Ma non ci sono solo nubi all’orizzonte. Proprio per l’avvio ufficiale del processo di uscita di Londra dall’Unione Europea, il dg Veronafiere, Giovanni Mantovani commenta: “seguiamo con attenzione le vicende della Brexit e il suo impatto sul commercio, in particolare del nostro vino. A oggi però sembra stia sortendo l’effetto contrario: a Vinitaly infatti si sono già stati registrati 400 nuovi buyer del Regno Unito mai venuti a Vinitaly, che si aggiungono agli oltre 500 presenti ogni anno. Ovviamente è presto per prevedere cosa sarà del nostro vino nel secondo Paese importatore al mondo, ma ritengo che i freni commerciali non convengano a nessuno. Il Regno Unito esporta verso l’Ue l’equivalente annuo di 2,1 miliardi di euro in liquori e distillati e importa dal Continente 1 miliardo di bottiglie di vino per 2,6 miliardi di euro. Un business, quello del vino Ue, che per la Wine & Spirit Trade Association (Wsta) britannica vale nel Regno Unito il 55% di un settore da quasi 20 miliardi complessivi di euro. Confidiamo - ha concluso Mantovani - nella negoziazione da parte della filiera europea del vino, un prodotto che ha visto incrementare notevolmente i suoi consumi a scapito della birra”.
Ma non c’è solo il vino sotto i riflettori. Anche Coldiretti esterna le sue preoccupazioni, specificatamente al mercato enogastronomico italiano, nonostante i dati più che positivi riguardo l’export di Prosecco in Gran Bretagna, a cui arrivano 1 bottiglia su 3, nonostante la svalutazione della sterlina (nel 2016, il Regno Unito si è rivelato il primo mercato mondiale di sbocco dello spumante italiano con le bottiglie esportate, che hanno fatto registrare un aumento record del 33% per un valore di 366 milioni di euro mai registrato prima).
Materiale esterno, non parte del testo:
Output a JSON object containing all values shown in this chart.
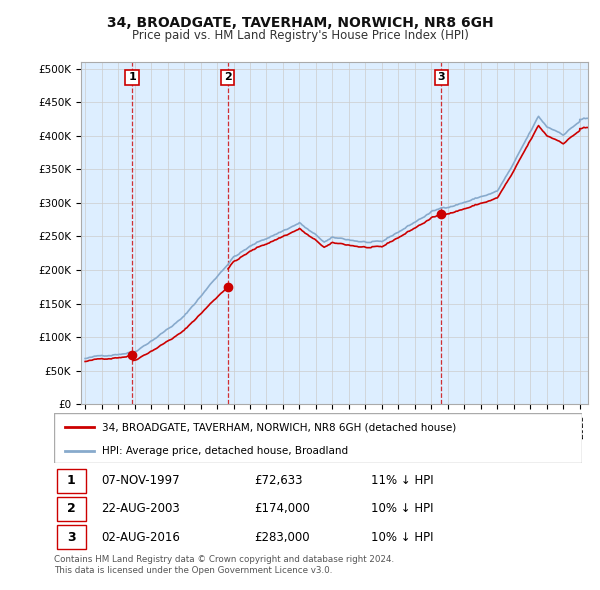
{
  "title_line1": "34, BROADGATE, TAVERHAM, NORWICH, NR8 6GH",
  "title_line2": "Price paid vs. HM Land Registry's House Price Index (HPI)",
  "yticks": [
    0,
    50000,
    100000,
    150000,
    200000,
    250000,
    300000,
    350000,
    400000,
    450000,
    500000
  ],
  "ytick_labels": [
    "£0",
    "£50K",
    "£100K",
    "£150K",
    "£200K",
    "£250K",
    "£300K",
    "£350K",
    "£400K",
    "£450K",
    "£500K"
  ],
  "xmin": 1994.75,
  "xmax": 2025.5,
  "ymin": 0,
  "ymax": 510000,
  "sale_dates": [
    1997.85,
    2003.64,
    2016.59
  ],
  "sale_prices": [
    72633,
    174000,
    283000
  ],
  "sale_labels": [
    "1",
    "2",
    "3"
  ],
  "sale_label_dates": [
    "07-NOV-1997",
    "22-AUG-2003",
    "02-AUG-2016"
  ],
  "sale_label_prices": [
    "£72,633",
    "£174,000",
    "£283,000"
  ],
  "sale_label_hpi": [
    "11% ↓ HPI",
    "10% ↓ HPI",
    "10% ↓ HPI"
  ],
  "legend_line1": "34, BROADGATE, TAVERHAM, NORWICH, NR8 6GH (detached house)",
  "legend_line2": "HPI: Average price, detached house, Broadland",
  "footer_line1": "Contains HM Land Registry data © Crown copyright and database right 2024.",
  "footer_line2": "This data is licensed under the Open Government Licence v3.0.",
  "price_line_color": "#cc0000",
  "hpi_line_color": "#88aacc",
  "vline_color": "#cc0000",
  "grid_color": "#cccccc",
  "chart_bg_color": "#ddeeff",
  "background_color": "#ffffff"
}
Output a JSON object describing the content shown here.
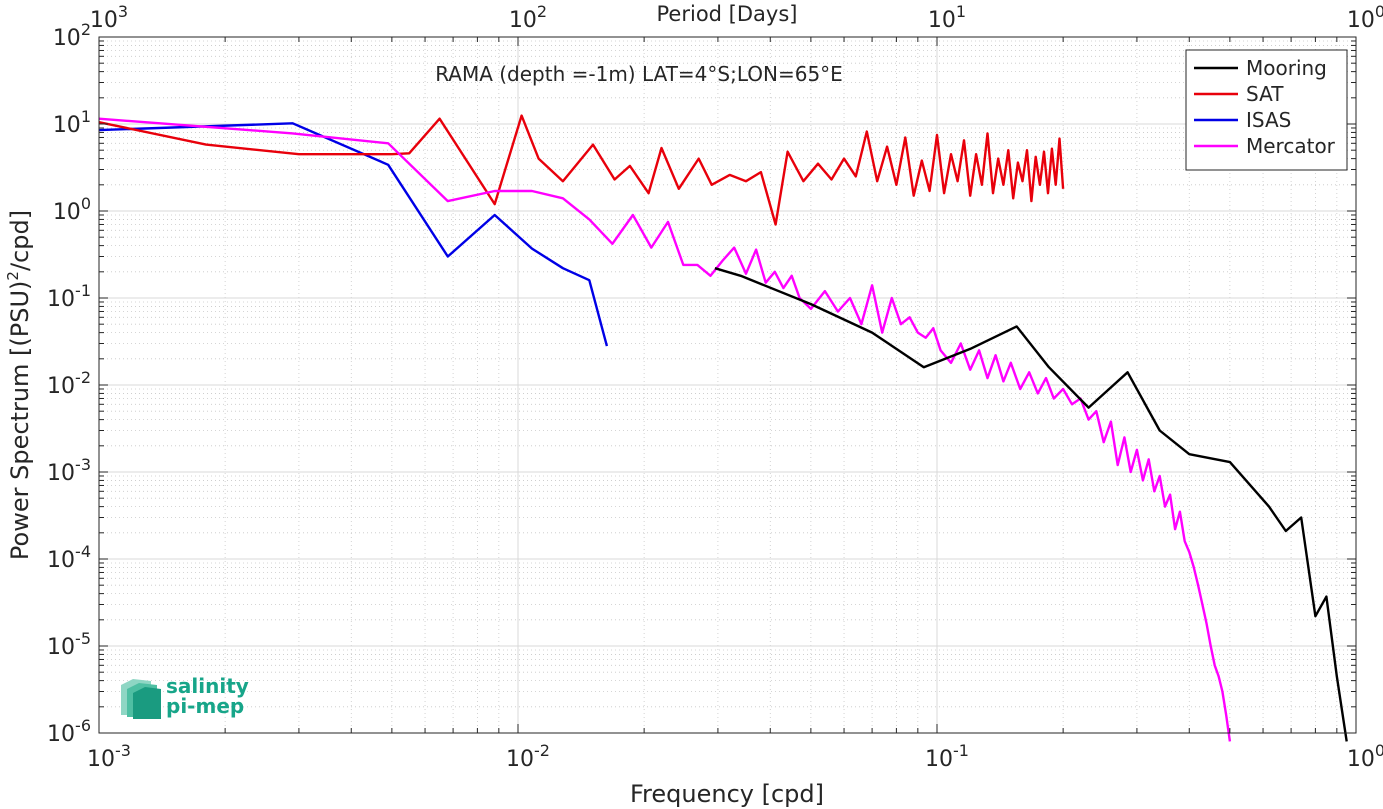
{
  "chart_data": {
    "type": "line",
    "title": "RAMA (depth =-1m) LAT=4°S;LON=65°E",
    "xlabel": "Frequency [cpd]",
    "ylabel": "Power Spectrum [(PSU)",
    "ylabel_sup": "2",
    "ylabel_tail": "/cpd]",
    "top_xlabel": "Period [Days]",
    "x_scale": "log",
    "y_scale": "log",
    "xlim": [
      0.001,
      1
    ],
    "ylim": [
      1e-06,
      100
    ],
    "grid": true,
    "legend_position": "top-right",
    "x_ticks": [
      {
        "value": 0.001,
        "base": "10",
        "exp": "-3"
      },
      {
        "value": 0.01,
        "base": "10",
        "exp": "-2"
      },
      {
        "value": 0.1,
        "base": "10",
        "exp": "-1"
      },
      {
        "value": 1,
        "base": "10",
        "exp": "0"
      }
    ],
    "top_ticks": [
      {
        "value": 0.001,
        "base": "10",
        "exp": "3"
      },
      {
        "value": 0.01,
        "base": "10",
        "exp": "2"
      },
      {
        "value": 0.1,
        "base": "10",
        "exp": "1"
      },
      {
        "value": 1,
        "base": "10",
        "exp": "0"
      }
    ],
    "y_ticks": [
      {
        "value": 1e-06,
        "base": "10",
        "exp": "-6"
      },
      {
        "value": 1e-05,
        "base": "10",
        "exp": "-5"
      },
      {
        "value": 0.0001,
        "base": "10",
        "exp": "-4"
      },
      {
        "value": 0.001,
        "base": "10",
        "exp": "-3"
      },
      {
        "value": 0.01,
        "base": "10",
        "exp": "-2"
      },
      {
        "value": 0.1,
        "base": "10",
        "exp": "-1"
      },
      {
        "value": 1,
        "base": "10",
        "exp": "0"
      },
      {
        "value": 10,
        "base": "10",
        "exp": "1"
      },
      {
        "value": 100,
        "base": "10",
        "exp": "2"
      }
    ],
    "series": [
      {
        "name": "Mooring",
        "color": "#000000",
        "x": [
          0.0295,
          0.034,
          0.05,
          0.07,
          0.093,
          0.12,
          0.155,
          0.185,
          0.23,
          0.285,
          0.34,
          0.4,
          0.5,
          0.62,
          0.68,
          0.74,
          0.8,
          0.85,
          0.9,
          0.95
        ],
        "y": [
          0.22,
          0.18,
          0.085,
          0.04,
          0.016,
          0.026,
          0.047,
          0.016,
          0.0055,
          0.014,
          0.003,
          0.0016,
          0.0013,
          0.0004,
          0.00021,
          0.0003,
          2.2e-05,
          3.7e-05,
          4.5e-06,
          8e-07
        ]
      },
      {
        "name": "SAT",
        "color": "#e8000b",
        "x": [
          0.001,
          0.0018,
          0.003,
          0.005,
          0.0055,
          0.0065,
          0.0088,
          0.0102,
          0.0112,
          0.0128,
          0.0151,
          0.017,
          0.0185,
          0.0205,
          0.022,
          0.0242,
          0.027,
          0.029,
          0.032,
          0.035,
          0.038,
          0.0412,
          0.044,
          0.048,
          0.052,
          0.056,
          0.06,
          0.064,
          0.068,
          0.072,
          0.076,
          0.08,
          0.084,
          0.088,
          0.092,
          0.096,
          0.1,
          0.104,
          0.108,
          0.112,
          0.116,
          0.12,
          0.124,
          0.128,
          0.132,
          0.136,
          0.14,
          0.144,
          0.148,
          0.152,
          0.156,
          0.16,
          0.164,
          0.168,
          0.172,
          0.176,
          0.18,
          0.184,
          0.188,
          0.192,
          0.196,
          0.2
        ],
        "y": [
          10.5,
          5.8,
          4.5,
          4.5,
          4.6,
          11.5,
          1.2,
          12.5,
          4.0,
          2.2,
          5.8,
          2.3,
          3.3,
          1.6,
          5.3,
          1.8,
          4.0,
          2.0,
          2.6,
          2.2,
          2.8,
          0.7,
          4.8,
          2.2,
          3.5,
          2.3,
          4.0,
          2.5,
          8.2,
          2.2,
          5.5,
          2.0,
          7.0,
          1.5,
          3.8,
          1.7,
          7.5,
          1.6,
          4.5,
          2.2,
          6.5,
          1.5,
          4.5,
          2.0,
          7.8,
          1.6,
          4.0,
          2.0,
          5.0,
          1.4,
          3.6,
          2.2,
          5.0,
          1.3,
          4.2,
          2.0,
          4.8,
          1.6,
          5.2,
          2.0,
          6.8,
          1.8
        ]
      },
      {
        "name": "ISAS",
        "color": "#0000e6",
        "x": [
          0.001,
          0.0029,
          0.0049,
          0.0068,
          0.0088,
          0.0108,
          0.0128,
          0.0148,
          0.0163
        ],
        "y": [
          8.5,
          10.2,
          3.4,
          0.3,
          0.9,
          0.37,
          0.22,
          0.16,
          0.028
        ]
      },
      {
        "name": "Mercator",
        "color": "#ff00ff",
        "x": [
          0.001,
          0.0029,
          0.0049,
          0.0068,
          0.0088,
          0.0108,
          0.0128,
          0.0148,
          0.0168,
          0.0188,
          0.0208,
          0.0228,
          0.0248,
          0.0268,
          0.0288,
          0.0308,
          0.0328,
          0.035,
          0.037,
          0.039,
          0.041,
          0.043,
          0.045,
          0.047,
          0.05,
          0.054,
          0.058,
          0.062,
          0.066,
          0.07,
          0.074,
          0.078,
          0.082,
          0.086,
          0.09,
          0.094,
          0.098,
          0.102,
          0.108,
          0.114,
          0.12,
          0.126,
          0.132,
          0.138,
          0.144,
          0.15,
          0.158,
          0.166,
          0.174,
          0.182,
          0.19,
          0.2,
          0.21,
          0.22,
          0.23,
          0.24,
          0.25,
          0.26,
          0.27,
          0.28,
          0.29,
          0.3,
          0.31,
          0.32,
          0.33,
          0.34,
          0.35,
          0.36,
          0.37,
          0.38,
          0.39,
          0.4,
          0.41,
          0.42,
          0.43,
          0.44,
          0.45,
          0.46,
          0.47,
          0.48,
          0.49,
          0.5
        ],
        "y": [
          11.5,
          7.8,
          6.0,
          1.3,
          1.7,
          1.7,
          1.4,
          0.8,
          0.42,
          0.9,
          0.38,
          0.75,
          0.24,
          0.24,
          0.18,
          0.27,
          0.38,
          0.19,
          0.36,
          0.15,
          0.2,
          0.13,
          0.18,
          0.1,
          0.075,
          0.12,
          0.07,
          0.1,
          0.05,
          0.14,
          0.04,
          0.1,
          0.05,
          0.06,
          0.04,
          0.035,
          0.045,
          0.025,
          0.018,
          0.03,
          0.015,
          0.025,
          0.012,
          0.022,
          0.011,
          0.018,
          0.009,
          0.014,
          0.008,
          0.012,
          0.007,
          0.009,
          0.006,
          0.007,
          0.004,
          0.005,
          0.0022,
          0.0038,
          0.0012,
          0.0025,
          0.001,
          0.0018,
          0.0008,
          0.0014,
          0.0006,
          0.0009,
          0.0004,
          0.00055,
          0.00022,
          0.00035,
          0.00016,
          0.00012,
          8e-05,
          5e-05,
          3e-05,
          1.8e-05,
          1e-05,
          6e-06,
          4.5e-06,
          3e-06,
          1.6e-06,
          8e-07
        ]
      }
    ]
  },
  "logo": {
    "line1": "salinity",
    "line2": "pi-mep",
    "color": "#17a589"
  }
}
Una dimostrazione dell’apprezzamento conquistato dalle bollicine italiane che le rendono difficilmente sostituibili anche per l’ottimo rapporto prezzo qualità.

La Gran Bretagna è il quarto sbocco estero dei prodotti agroalimentari nazionali Made in Italy con un valore di ben 3,2 miliardi nel 2016, rimasto sostanzialmente stabile (+0,7%).
La voce più importante è rappresentata proprio dal vino e dagli spumanti seguiti dalla pasta, dall’ortofrutta, dai formaggi oltre un terzo dei quali è rappresentato da Parmigiano Reggiano e Grana Padano ma va forte anche la mozzarella di bufala campana. A preoccupare della Brexit non è solo la svalutazione della sterlina che rende più oneroso l’acquisto di prodotti Made in Italy, ma anche il rischio che con l’uscita dall’Unione Europea si affermi in Gran Bretagna una legislazione sfavorevole.
A pagare un conto salato sono state per ora le esportazioni di olio di oliva made in Italy che con l’esito del referendum sono crollate con una riduzione record del 9%, dopo essere aumentate del 6% nella prima metà del 2016, secondo l’analisi della Coldiretti. A pesare sugli acquisti di olio di oliva italiano è stato infatti - continua la Coldiretti - anche il sistema di etichettatura a semaforo che la Gran Bretagna ha deciso indipendentemente di far adottare al 98% dei supermercati inglesi. L’obiettivo del semaforo era quello di diminuire il consumo di grassi, sali e zuccheri ma non basandosi sulle quantità effettivamente consumate ma solo sulla generica presenza di un certo tipo di sostanze, finisce per escludere paradossalmente dalla dieta alimenti come l’olio extravergine d’oliva e per promuovere, al contrario, le bevande gassate senza zucchero, fuorviando i consumatori rispetto al reale valore nutrizionale.